Woody is a 10 year veteran of the US Coast Guard, where he has served at various units including the International Training Division and Maritime Security Response Team. He has held qualifications including Deployable Team Leader/Instructor, Direct Action Section Team Leader, and Precision Marksman – Observer. He has deployed/instructed on five continents and served in quick reaction force roles for multiple National Special Security Events in the US.

Saturday, January 11, 2014

Is sport shooting a good place to train?

I've heard this question come up many times, and I've seen many people list sport shooting, such as IDPA or USPSA, as their monthly/weekly training session.  So, is sport shooting a good place to train?  Well, that depends.
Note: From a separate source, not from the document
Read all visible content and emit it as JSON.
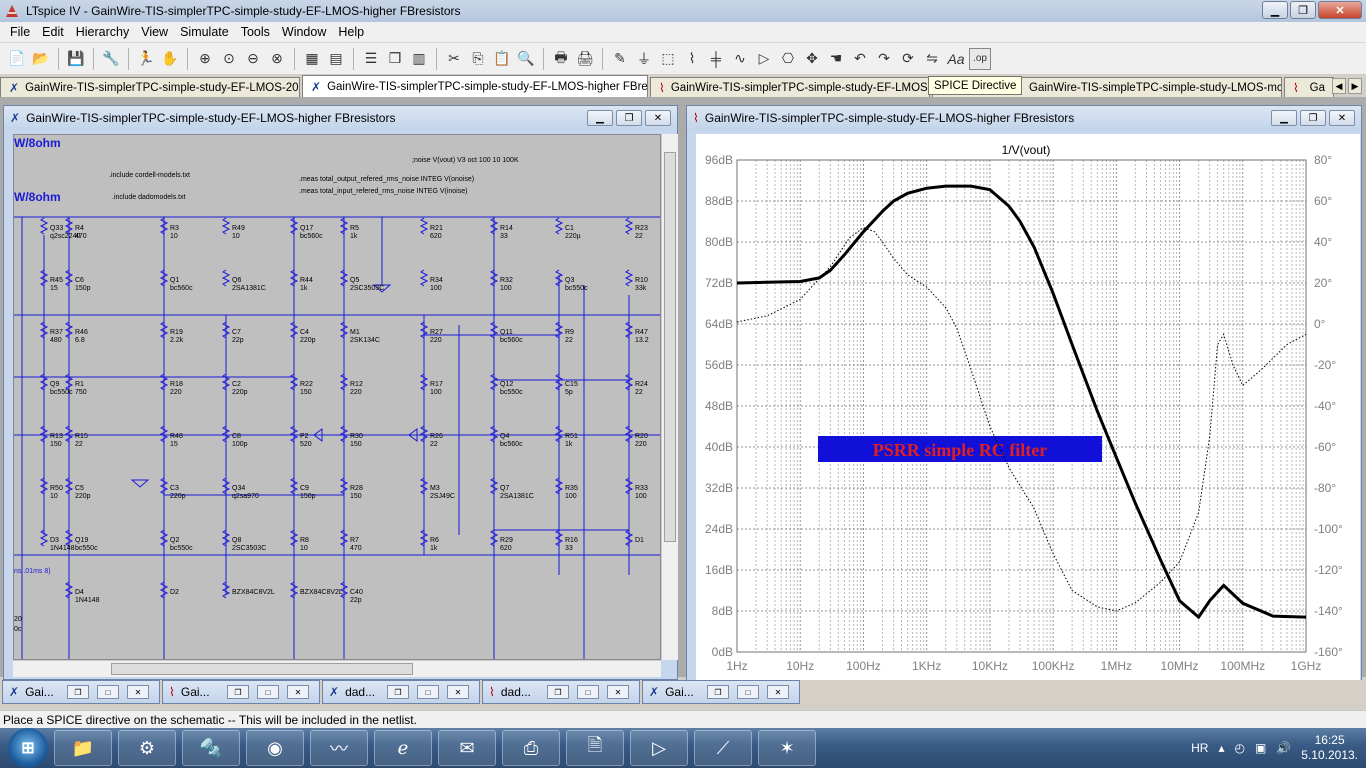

First off, I have nothing against sport shooting.  I compete in IDPA, and it's a lot of fun.  There are lots of great people to hang around, and any day on the range is a good one.  I've also shot in local 3-gun matches.  So, please, don't take anything I say as a slam against the shooting sports, merely an attempt to ensure people take a serious look at their training and what goes into their training plans.

With the disclaimer out of the way, I personally believe that sport shooting presents an excellent chance to practice your fundamentals.  It's also a great place to get tips on your fundamentals, if you are willing to ask others to observe and critique you.  Since sport shooting generally focuses on time as its scoring mechanism, your fundamentals are key.  Everything from stance to grip to recoil management eventually affects your score.  In some cases, it can also present a chance to shoot in unusual positions or scenarios that you normally couldn't practice on a static range, such as prone shooting, drawing from concealment (some ranges don't allow holsters), and shooting around barricades.

Sport shooting, however, is a horrible place to learn tactics.  Due to the very nature of it being a sport, there are artificial rules in place to ensure a level playing field.  Rules govern gear, carry positions, magazine capacity, etc.  Other rules require ditching your empty firearms into strategically placed barrels and clearing firearms when transitioning.  Also, because time is critical, less emphasis is placed on shot placement.  Gaming the system for most shooters requires finding a balance between accuracy and speed, where one is sacrificed for the other.  In the real world, when your life is on the line, "speed is fine, accuracy is final," as Larry Vickers says.

My recommendation: enjoy sport shooting, but don't let it be a substitute for solid training from a knowledgeable professional trainer.